Stemming has been used in Query systems such as Web Search Engines, but due to problems of under-stemming and over-stemming it's effectiveness in returning correct results have been found limited. For example, a person searching for 'marketing' may not be pleased with results that will show 'markets' and not marketing. But Stemming may be found useful in other languages and using different algorithms for stemming may result in better outputs. Google search adopted stemming in 2003.

#### Sentiment Analysis
Sentiment Analysis is the analysis of people's reviews and comments about something. It is widely used for analysis of product on online retail shops. Stemming and Lemmatization is used as part of the text-preparation process before it is analyzed.

#### Document Clustering
Document clustering (or text clustering) is the application of cluster analysis to textual documents. It has applications in an automatic document organization, topic extraction, and fast information retrieval or filtering. Examples of document clustering include web document clustering for search engines. Before Clustering methods are applied document is prepared through tokenization, removal of stop words and then Stemming and Lemmatization to reduce the number of tokens that carry out the same information and hence speed up the whole process. After this pre-processing, features are calculated by calculating the frequency of all tokens and then clustering methods are applied.

## Stemming or lemmatization?

1. Stemming and Lemmatization both generate the root form of the inflected words. The difference is that stem might not be an actual word whereas, lemma is an actual language word.
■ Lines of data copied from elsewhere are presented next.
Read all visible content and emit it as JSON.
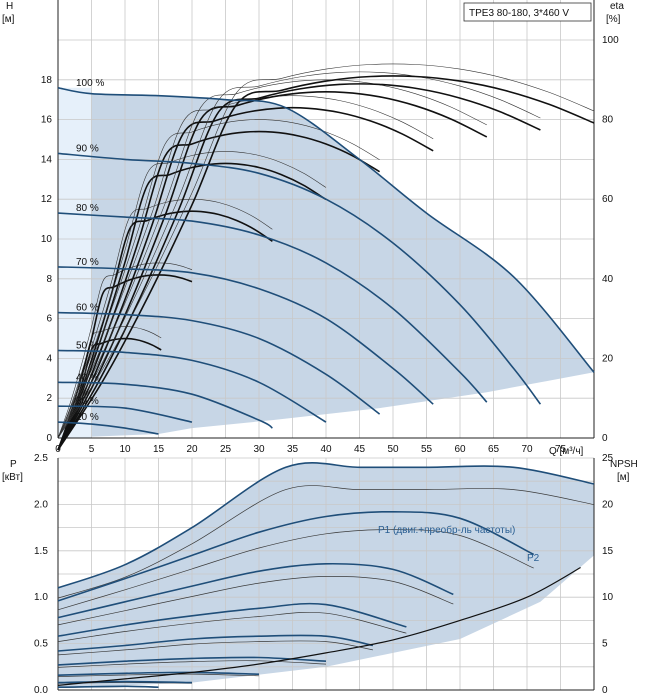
{
  "chart_data": [
    {
      "type": "line",
      "title": "TPE3 80-180, 3*460 V",
      "ylabel": "H",
      "ylabel_unit": "[м]",
      "y2label": "eta",
      "y2label_unit": "[%]",
      "xlabel": "Q [м³/ч]",
      "xlim": [
        0,
        80
      ],
      "ylim": [
        0,
        20
      ],
      "y2lim": [
        0,
        100
      ],
      "x_ticks": [
        "0",
        "5",
        "10",
        "15",
        "20",
        "25",
        "30",
        "35",
        "40",
        "45",
        "50",
        "55",
        "60",
        "65",
        "70",
        "75"
      ],
      "y_ticks": [
        "0",
        "2",
        "4",
        "6",
        "8",
        "10",
        "12",
        "14",
        "16",
        "18"
      ],
      "y2_ticks": [
        "0",
        "20",
        "40",
        "60",
        "80",
        "100"
      ],
      "grid": true,
      "speed_labels": [
        "100 %",
        "90 %",
        "80 %",
        "70 %",
        "60 %",
        "50 %",
        "40 %",
        "30 %",
        "20 %"
      ],
      "series": [
        {
          "name": "100 %",
          "x": [
            0,
            5,
            15,
            25,
            34,
            45,
            55,
            68,
            80
          ],
          "y": [
            17.6,
            17.3,
            17.2,
            17.0,
            16.6,
            14.0,
            11.3,
            8.1,
            3.3
          ]
        },
        {
          "name": "90 %",
          "x": [
            0,
            10,
            20,
            30,
            40,
            50,
            60,
            68,
            72
          ],
          "y": [
            14.3,
            14.0,
            13.8,
            13.3,
            12.0,
            9.8,
            6.7,
            3.5,
            1.7
          ]
        },
        {
          "name": "80 %",
          "x": [
            0,
            10,
            20,
            30,
            40,
            50,
            60,
            64
          ],
          "y": [
            11.3,
            11.1,
            10.9,
            10.2,
            8.8,
            6.5,
            3.3,
            1.8
          ]
        },
        {
          "name": "70 %",
          "x": [
            0,
            10,
            20,
            30,
            40,
            50,
            56
          ],
          "y": [
            8.6,
            8.5,
            8.3,
            7.5,
            6.0,
            3.5,
            1.7
          ]
        },
        {
          "name": "60 %",
          "x": [
            0,
            10,
            20,
            30,
            40,
            48
          ],
          "y": [
            6.3,
            6.2,
            5.9,
            5.0,
            3.2,
            1.2
          ]
        },
        {
          "name": "50 %",
          "x": [
            0,
            10,
            20,
            30,
            40
          ],
          "y": [
            4.4,
            4.3,
            3.9,
            2.8,
            0.8
          ]
        },
        {
          "name": "40 %",
          "x": [
            0,
            10,
            20,
            30,
            32
          ],
          "y": [
            2.8,
            2.7,
            2.2,
            0.9,
            0.5
          ]
        },
        {
          "name": "30 %",
          "x": [
            0,
            10,
            20
          ],
          "y": [
            1.6,
            1.5,
            0.8
          ]
        },
        {
          "name": "20 %",
          "x": [
            0,
            5,
            10,
            15
          ],
          "y": [
            0.8,
            0.7,
            0.5,
            0.2
          ]
        }
      ],
      "eta_curves": [
        {
          "peak_q": 10,
          "end_q": 15.4,
          "end_eta": 13,
          "peak_eta": 14
        },
        {
          "peak_q": 15,
          "end_q": 20,
          "end_eta": 17,
          "peak_eta": 22
        },
        {
          "peak_q": 20,
          "end_q": 32,
          "end_eta": 27,
          "peak_eta": 30
        },
        {
          "peak_q": 25,
          "end_q": 40,
          "end_eta": 30,
          "peak_eta": 36
        },
        {
          "peak_q": 30,
          "end_q": 48,
          "end_eta": 33,
          "peak_eta": 40
        },
        {
          "peak_q": 35,
          "end_q": 56,
          "end_eta": 32,
          "peak_eta": 43
        },
        {
          "peak_q": 40,
          "end_q": 64,
          "end_eta": 32,
          "peak_eta": 45
        },
        {
          "peak_q": 45,
          "end_q": 72,
          "end_eta": 32,
          "peak_eta": 46
        },
        {
          "peak_q": 50,
          "end_q": 80,
          "end_eta": 38,
          "peak_eta": 47
        }
      ]
    },
    {
      "type": "line",
      "ylabel": "P",
      "ylabel_unit": "[кВт]",
      "y2label": "NPSH",
      "y2label_unit": "[м]",
      "xlim": [
        0,
        80
      ],
      "ylim": [
        0,
        2.5
      ],
      "y2lim": [
        0,
        25
      ],
      "y_ticks": [
        "0.0",
        "0.5",
        "1.0",
        "1.5",
        "2.0",
        "2.5"
      ],
      "y2_ticks": [
        "0",
        "5",
        "10",
        "15",
        "20",
        "25"
      ],
      "grid": true,
      "annotations": [
        "P1 (двиг.+преобр-ль частоты)",
        "P2"
      ],
      "series": [
        {
          "name": "P1 (двиг.+преобр-ль частоты)",
          "x": [
            0,
            10,
            20,
            34,
            45,
            55,
            68,
            80
          ],
          "y": [
            1.1,
            1.35,
            1.75,
            2.4,
            2.4,
            2.4,
            2.4,
            2.22
          ]
        },
        {
          "x": [
            0,
            10,
            20,
            30,
            40,
            50,
            60,
            71
          ],
          "y": [
            0.96,
            1.2,
            1.45,
            1.7,
            1.87,
            1.92,
            1.85,
            1.46
          ]
        },
        {
          "x": [
            0,
            10,
            20,
            30,
            40,
            50,
            59
          ],
          "y": [
            0.78,
            0.95,
            1.12,
            1.28,
            1.36,
            1.3,
            1.03
          ]
        },
        {
          "x": [
            0,
            10,
            20,
            30,
            40,
            52
          ],
          "y": [
            0.58,
            0.7,
            0.8,
            0.88,
            0.92,
            0.68
          ]
        },
        {
          "x": [
            0,
            10,
            20,
            30,
            40,
            47
          ],
          "y": [
            0.42,
            0.48,
            0.55,
            0.58,
            0.58,
            0.48
          ]
        },
        {
          "x": [
            0,
            10,
            20,
            30,
            40
          ],
          "y": [
            0.27,
            0.31,
            0.34,
            0.35,
            0.31
          ]
        },
        {
          "x": [
            0,
            10,
            20,
            30
          ],
          "y": [
            0.16,
            0.18,
            0.19,
            0.17
          ]
        },
        {
          "x": [
            0,
            10,
            20
          ],
          "y": [
            0.08,
            0.09,
            0.08
          ]
        },
        {
          "x": [
            0,
            10,
            15
          ],
          "y": [
            0.03,
            0.04,
            0.03
          ]
        }
      ],
      "npsh": {
        "x": [
          0,
          10,
          20,
          30,
          40,
          50,
          60,
          70,
          78
        ],
        "y": [
          0.5,
          1.2,
          1.9,
          2.8,
          4.0,
          5.4,
          7.5,
          10.0,
          13.2
        ]
      }
    }
  ]
}
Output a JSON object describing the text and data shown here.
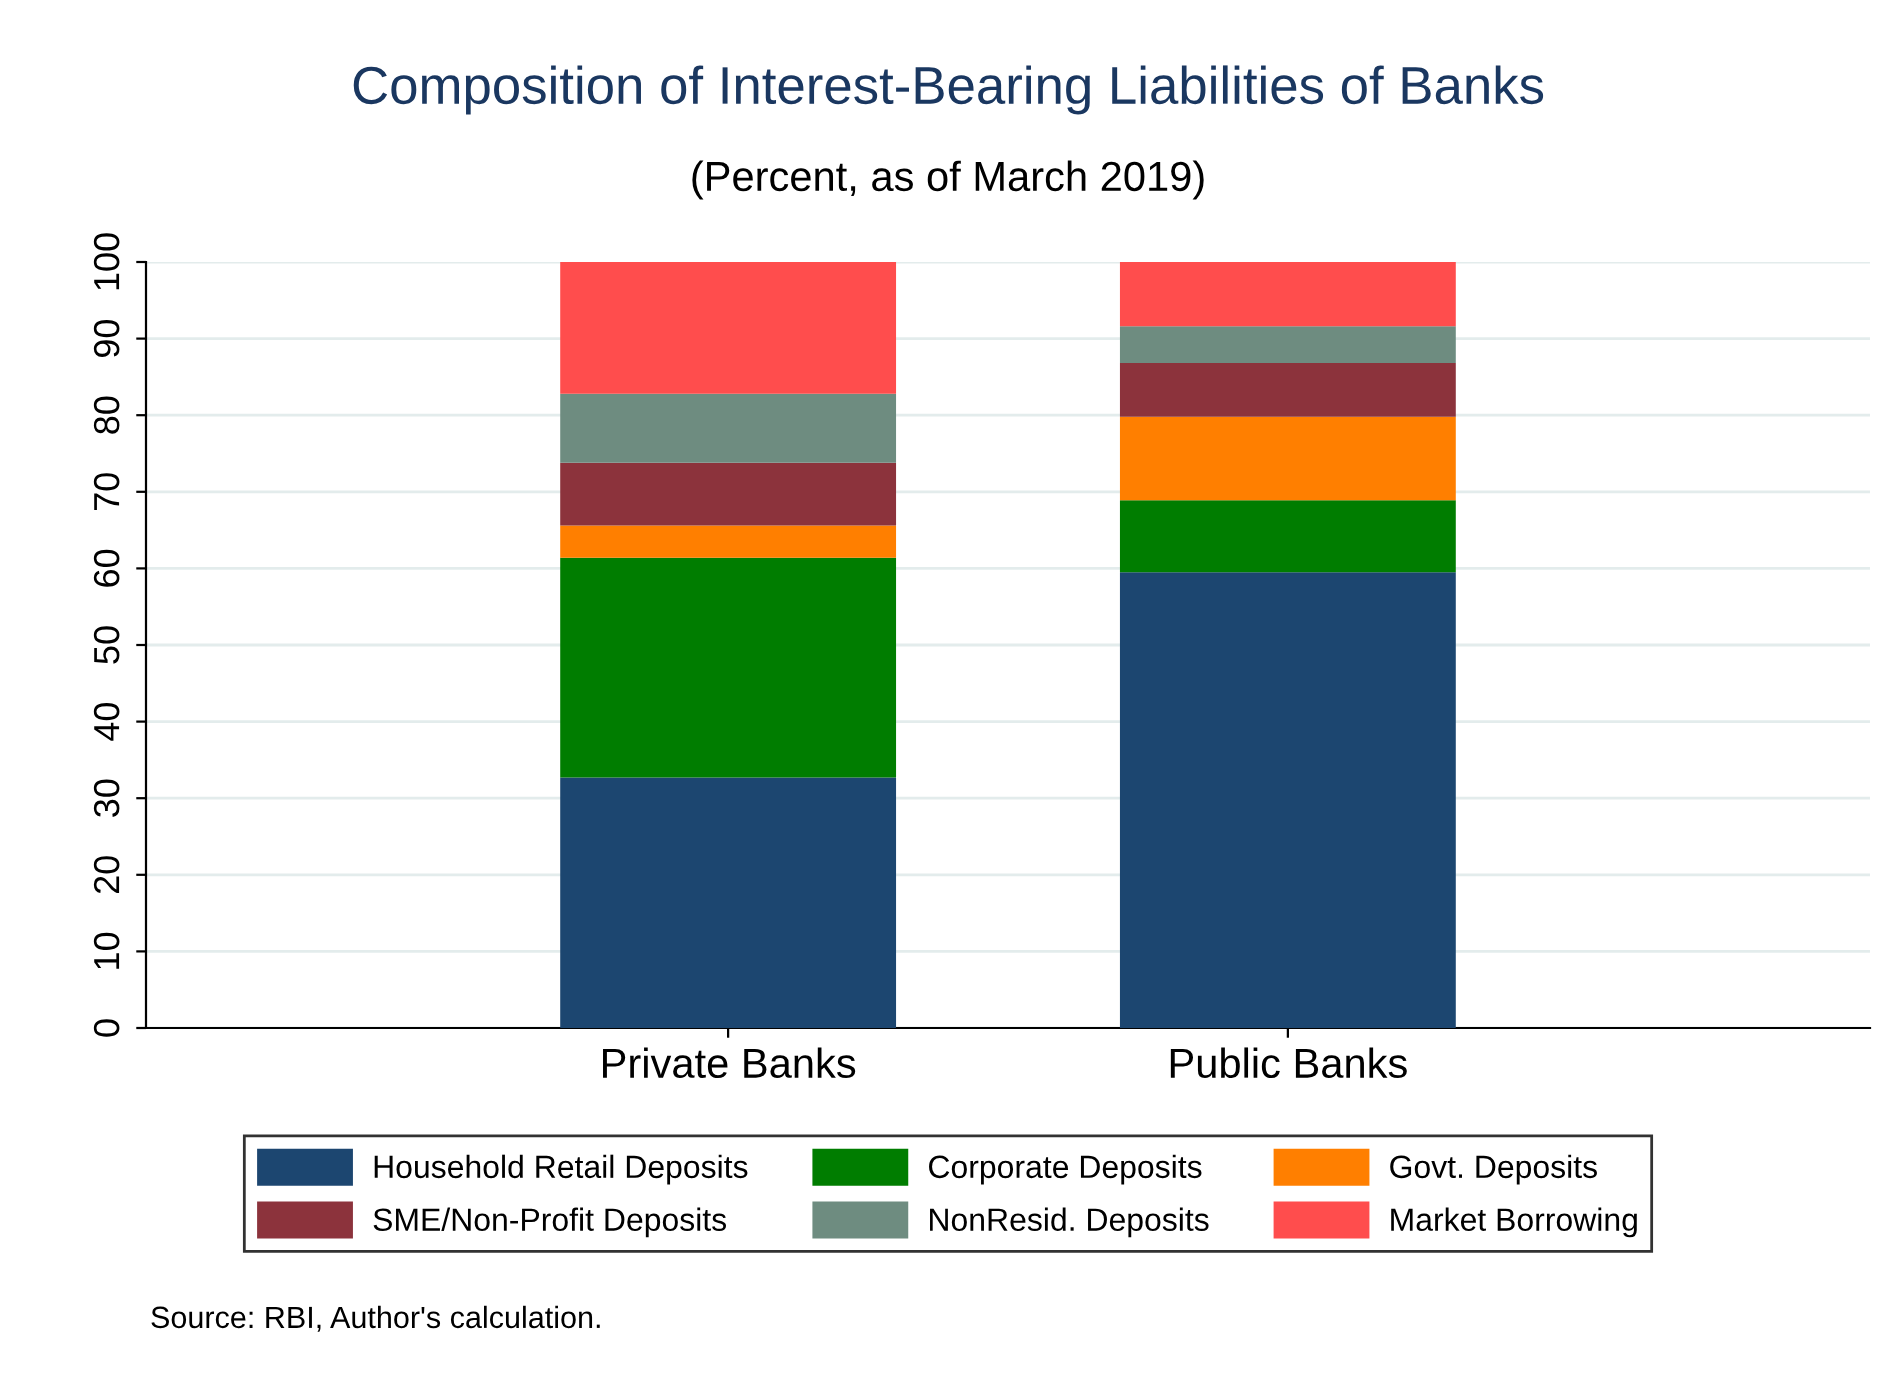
{
  "chart_data": {
    "type": "bar",
    "title": "Composition of Interest-Bearing Liabilities of Banks",
    "subtitle": "(Percent, as of March 2019)",
    "categories": [
      "Private Banks",
      "Public Banks"
    ],
    "stacked": true,
    "series": [
      {
        "name": "Household Retail Deposits",
        "color": "#1c4670",
        "values": [
          32.7,
          59.5
        ]
      },
      {
        "name": "Corporate Deposits",
        "color": "#007d00",
        "values": [
          28.7,
          9.4
        ]
      },
      {
        "name": "Govt. Deposits",
        "color": "#ff7f00",
        "values": [
          4.2,
          10.9
        ]
      },
      {
        "name": "SME/Non-Profit Deposits",
        "color": "#8c333c",
        "values": [
          8.2,
          7.0
        ]
      },
      {
        "name": "NonResid. Deposits",
        "color": "#6e8c80",
        "values": [
          9.0,
          4.8
        ]
      },
      {
        "name": "Market Borrowing",
        "color": "#ff4d4d",
        "values": [
          17.2,
          8.4
        ]
      }
    ],
    "ylim": [
      0,
      100
    ],
    "yticks": [
      0,
      10,
      20,
      30,
      40,
      50,
      60,
      70,
      80,
      90,
      100
    ],
    "grid": "y",
    "legend": "bottom",
    "annotations": [
      "Source: RBI, Author's calculation."
    ]
  }
}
2. Stemming follows an algorithm with steps to perform on the words which makes it faster. Whereas, in lemmatization, you used WordNet corpus and a corpus for stop words as well to produce lemma which makes it slower than stemming. You also had to define a parts-of-speech to obtain the correct lemma.

So when to use what! The above points show that if speed is focused then stemming should be used since lemmatizers scan a corpus which consumed time and processing. If we are building a language application in which language is important we should use lemmatization as it uses a corpus to match root forms.